I wouldn’t normally go to a horror film but as this one stars Joel Edgerton (he also executive produced) whose C.V. is an impressive one I thought I’d give it a shot. Fortunately Edgerton delivers.

Despite being indebted to the cabin-in-the-woods and the plague-survivor horror sub-genres It Comes at Night has at its heart a substantial idea – the question of what holds us together when normal social ties are destroyed. Yes, there are a few standard-issue horror strategies with things going bang in the night and characters vomiting bloody bile but for the most part writer/director Trey Edward Shults in his second feature concentrates on creating a mood of fear and letting the drama play out within it. Aided, almost needless to say, by the foreboding music of Brian McOmber, he makes excellent use of the settings, a boarded-up, creaking cabin and the dark woods surrounding it, to amp up the sense of the character’s vulnerability. The resulting psychological naturalism is the film’s strong card making it a contender for the general viewer where the typical genre fright-fest would not be.  

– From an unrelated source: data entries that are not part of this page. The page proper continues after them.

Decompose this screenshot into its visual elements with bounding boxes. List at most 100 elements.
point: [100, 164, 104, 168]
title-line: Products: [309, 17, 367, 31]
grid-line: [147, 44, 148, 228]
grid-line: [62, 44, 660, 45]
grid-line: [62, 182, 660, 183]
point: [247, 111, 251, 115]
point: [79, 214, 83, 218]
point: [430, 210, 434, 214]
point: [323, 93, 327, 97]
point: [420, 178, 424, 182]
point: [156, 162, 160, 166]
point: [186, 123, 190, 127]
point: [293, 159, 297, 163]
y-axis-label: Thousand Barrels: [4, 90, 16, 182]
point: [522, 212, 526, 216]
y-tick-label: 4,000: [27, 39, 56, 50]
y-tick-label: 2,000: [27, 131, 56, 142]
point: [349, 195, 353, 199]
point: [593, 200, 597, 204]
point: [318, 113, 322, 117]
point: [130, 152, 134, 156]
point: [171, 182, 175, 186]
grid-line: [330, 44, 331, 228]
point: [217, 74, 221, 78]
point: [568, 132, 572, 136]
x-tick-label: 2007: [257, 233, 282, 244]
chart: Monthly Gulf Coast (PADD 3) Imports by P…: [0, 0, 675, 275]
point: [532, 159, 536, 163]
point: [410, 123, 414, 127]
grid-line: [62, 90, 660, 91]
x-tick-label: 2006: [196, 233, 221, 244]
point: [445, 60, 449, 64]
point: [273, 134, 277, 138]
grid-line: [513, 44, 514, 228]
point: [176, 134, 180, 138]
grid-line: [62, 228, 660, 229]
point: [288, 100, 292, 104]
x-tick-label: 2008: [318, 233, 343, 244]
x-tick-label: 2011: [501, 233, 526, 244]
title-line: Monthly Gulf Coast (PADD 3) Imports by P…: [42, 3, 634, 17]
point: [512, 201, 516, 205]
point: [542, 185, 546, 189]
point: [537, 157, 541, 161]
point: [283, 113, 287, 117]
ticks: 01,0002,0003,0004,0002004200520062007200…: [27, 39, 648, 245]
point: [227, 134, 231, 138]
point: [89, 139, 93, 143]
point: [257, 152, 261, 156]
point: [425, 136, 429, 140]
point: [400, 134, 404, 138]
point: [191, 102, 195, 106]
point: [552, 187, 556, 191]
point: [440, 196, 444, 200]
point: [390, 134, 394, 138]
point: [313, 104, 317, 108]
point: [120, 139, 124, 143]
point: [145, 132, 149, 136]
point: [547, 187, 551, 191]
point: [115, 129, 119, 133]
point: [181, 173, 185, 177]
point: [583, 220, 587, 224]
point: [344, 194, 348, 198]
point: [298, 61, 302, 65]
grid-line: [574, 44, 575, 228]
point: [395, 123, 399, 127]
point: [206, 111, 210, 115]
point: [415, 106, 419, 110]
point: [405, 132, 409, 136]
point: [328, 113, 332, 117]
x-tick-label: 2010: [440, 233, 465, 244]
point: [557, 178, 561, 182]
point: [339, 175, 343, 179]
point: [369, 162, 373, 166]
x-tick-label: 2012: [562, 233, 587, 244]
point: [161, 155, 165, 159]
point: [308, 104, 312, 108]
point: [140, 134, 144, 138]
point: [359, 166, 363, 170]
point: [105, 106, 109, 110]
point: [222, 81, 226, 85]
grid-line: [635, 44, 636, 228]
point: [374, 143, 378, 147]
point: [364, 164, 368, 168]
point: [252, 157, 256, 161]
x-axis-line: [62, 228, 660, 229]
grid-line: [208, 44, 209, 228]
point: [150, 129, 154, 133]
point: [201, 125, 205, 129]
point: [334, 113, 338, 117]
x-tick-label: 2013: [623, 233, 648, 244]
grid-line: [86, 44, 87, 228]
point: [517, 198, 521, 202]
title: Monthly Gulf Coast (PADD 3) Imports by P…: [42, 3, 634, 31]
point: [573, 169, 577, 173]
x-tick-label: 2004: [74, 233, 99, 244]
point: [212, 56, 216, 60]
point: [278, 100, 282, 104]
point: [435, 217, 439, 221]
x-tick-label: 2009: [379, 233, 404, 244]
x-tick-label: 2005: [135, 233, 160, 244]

Nevertheless one can’t help but feel that Shults with his attention divided this way, hasn’t quite brought matters to a boil. Whilst refusing to indulge in cheap scares there are often times when the film seems to be just marking time waiting for the next big shock, but on the other hand he tends to over-use the familiar “it-was-just-a-dream” device to keep up the quota of familiar genre tropes. More problematically, this titivation tends to come at the cost of character development. Paul is well-drawn and Edgerton, who recently impressed in Loving (coincidentally also playing the husband in a mixed race marriage), gives a commanding performance but Will is a less substantial figure and Abbott too bland to provide an effective counterweight to Edgerton's intensity.  The women are largely background figures and although Harrison has a more prominent part than them it doesn’t amount to much in practical terms. This, added somewhat ironically to the fact that he actually looks like Ejogo,doesn’t help in creating the inter-personal tensions that Shults sketches in but doesn't develop.  Because of this, the final shot doesn't carry the emotional impact it aspires to

If It Comes at Night doesn't fully realise its potential, connoisseurs of the horror genre, at least in its psychological guise should nonetheless find it a worthy drop.